The Limit Superior/Inferior Ratio Test for Series of Complex Numbers
The Limit Superior/Inferior Ratio Test for Series of Complex Numbers
On The Ratio Test for Positive Series of Real Numbers we looked at a very useful test for determining the convergence of a series of real numbers. We now look at a more general ratio test which can be applied to series of complex numbers.

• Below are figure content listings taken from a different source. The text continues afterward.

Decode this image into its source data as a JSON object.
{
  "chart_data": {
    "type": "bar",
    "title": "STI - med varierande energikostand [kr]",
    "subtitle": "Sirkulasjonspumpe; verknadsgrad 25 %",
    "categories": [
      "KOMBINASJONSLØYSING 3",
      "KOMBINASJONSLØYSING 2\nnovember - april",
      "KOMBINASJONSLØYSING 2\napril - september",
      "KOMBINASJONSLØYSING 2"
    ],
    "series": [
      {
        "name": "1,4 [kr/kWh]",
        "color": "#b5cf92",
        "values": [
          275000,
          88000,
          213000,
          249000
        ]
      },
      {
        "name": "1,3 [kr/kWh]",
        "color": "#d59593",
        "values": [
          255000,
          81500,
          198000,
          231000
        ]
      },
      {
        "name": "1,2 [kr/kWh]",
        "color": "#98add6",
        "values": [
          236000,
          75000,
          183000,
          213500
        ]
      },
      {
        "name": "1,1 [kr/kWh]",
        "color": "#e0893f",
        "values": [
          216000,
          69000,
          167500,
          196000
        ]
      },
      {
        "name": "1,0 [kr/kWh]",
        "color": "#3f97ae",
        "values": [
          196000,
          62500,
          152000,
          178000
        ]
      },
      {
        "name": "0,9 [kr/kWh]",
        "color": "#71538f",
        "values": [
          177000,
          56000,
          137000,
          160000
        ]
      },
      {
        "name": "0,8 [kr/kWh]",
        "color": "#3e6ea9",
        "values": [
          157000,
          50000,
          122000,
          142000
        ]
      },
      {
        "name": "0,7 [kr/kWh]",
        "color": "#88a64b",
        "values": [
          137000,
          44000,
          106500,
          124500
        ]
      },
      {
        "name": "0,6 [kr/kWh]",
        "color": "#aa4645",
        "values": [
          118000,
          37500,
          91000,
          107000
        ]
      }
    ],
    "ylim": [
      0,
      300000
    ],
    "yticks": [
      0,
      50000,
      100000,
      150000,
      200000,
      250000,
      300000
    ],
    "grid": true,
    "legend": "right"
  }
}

Theorem 1: Let $\displaystyle{\sum_{n=1}^{\infty} a_n}$ be a series of nonzero complex numbers. Let $\displaystyle{R = \limsup_{n \to \infty} \biggr \lvert \frac{a_{n+1}}{a_n} \biggr \rvert}$ and let $\displaystyle{r = \liminf_{n \to \infty} \biggr \lvert \frac{a_{n+1}}{a_n} \biggr \rvert}$. a) If $R < 1$ then $\displaystyle{\sum_{n=1}^{\infty} a_n}$ converges. b) If $1 < r$ then $\displaystyle{\sum_{n=1}^{\infty} a_n}$ diverges. c) If $r \leq 1 \leq R$ then this test is inconclusive. |
- Proof of a) Suppose that $\displaystyle{R = \limsup_{n \to \infty} \biggr \lvert \frac{a_{n+1}}{a_n} \biggr \rvert < 1}$. Let $R^*$ be such that $R < R^* < 1$. Since $\displaystyle{\lim_{n \to \infty} \sup_{k \geq n} \left \{ \biggr \lvert \frac{a_{k+1}}{a_k} \biggr \rvert \right \} = R < 1}$ we have that there exists an $N \in \mathbb{N}$ such that if $n \geq N$ then:
\begin{align} \quad \sup_{k \geq n} \left \{ \biggr \lvert \frac{a_{k+1}}{a_k} \biggr \rvert \right \} \leq R^* \end{align}
- By the definition of the supremum of a set we have that for all $n \geq N$ that:
\begin{align} \quad \biggr \lvert \frac{a_{n+1}}{a_n} \biggr \rvert & \leq R^* \\ \mid a_{n+1} \mid & \leq R^* \mid a_n \mid \end{align}
- So then:
\begin{align} R^* \mid a_N \mid & \geq \mid a_{N+1} \\ R^{*2} \mid a_N \mid & \geq R^* \mid a_{N+1} \mid \geq \mid a_{N+2} \\ & \vdots \\ R^{*n} \mid a_N \mid & \geq R^{*(n - 1)} \mid a_{N+1} \mid \geq … \geq \mid a_{N + n} \mid \end{align}
- Since $R^* < 1$ we have that $\displaystyle{\sum_{n=1}^{\infty} R^{*n} \mid a_N \mid}$ converges as a geometric series. So, by the comparison test we have that $\sum_{n=1}^{\infty} \mid a^{N +n} \mid$ converges which implies that $\displaystyle{\sum_{n=1}^{\infty} \mid a_n \mid}$ converges. So $\displaystyle{\sum_{n=1}^{\infty} a_n}$ converges absolutely. $\blacksquare$
- Proof of b) Suppose that $\displaystyle{\liminf_{n \to \infty} \biggr \lvert \frac{a_{n+1}}{a_n} \biggr \rvert > 1}$. Let $r^*$ be such that $1 < r^* < r$. Since $\displaystyle{\lim_{n \to \infty} \inf_{k \geq n} \left \{ \biggr \lvert \frac{a_{k+1}}{a_k} \biggr \rvert \right \} > 1}$ we have that there exists an $N \in \mathbb{N}$ such that if $n \geq N$ then:
\begin{align} \quad \inf_{k \geq n} \left \{ \biggr \lvert \frac{a_{k+1}}{a_k} \biggr \rvert \right \} \geq r^* \end{align}
- So for all $n \geq N$ we have by the definition of the infimum of a set that:
\begin{align} \biggr \lvert \frac{a_{n+1}}{a_n} \biggr \rvert & \geq r^* \\ \mid a_{n+1} \mid & \geq r^* \mid a_n \mid \end{align}
- So $\mid a_{n+1} \mid > \mid a_n \mid$ for all $n \geq N$. But then $\displaystyle{\lim_{n \to \infty} a_n \neq 0}$. So $\displaystyle{\sum_{n=1}^{\infty} a_n}$ diverges. $\blacksquare$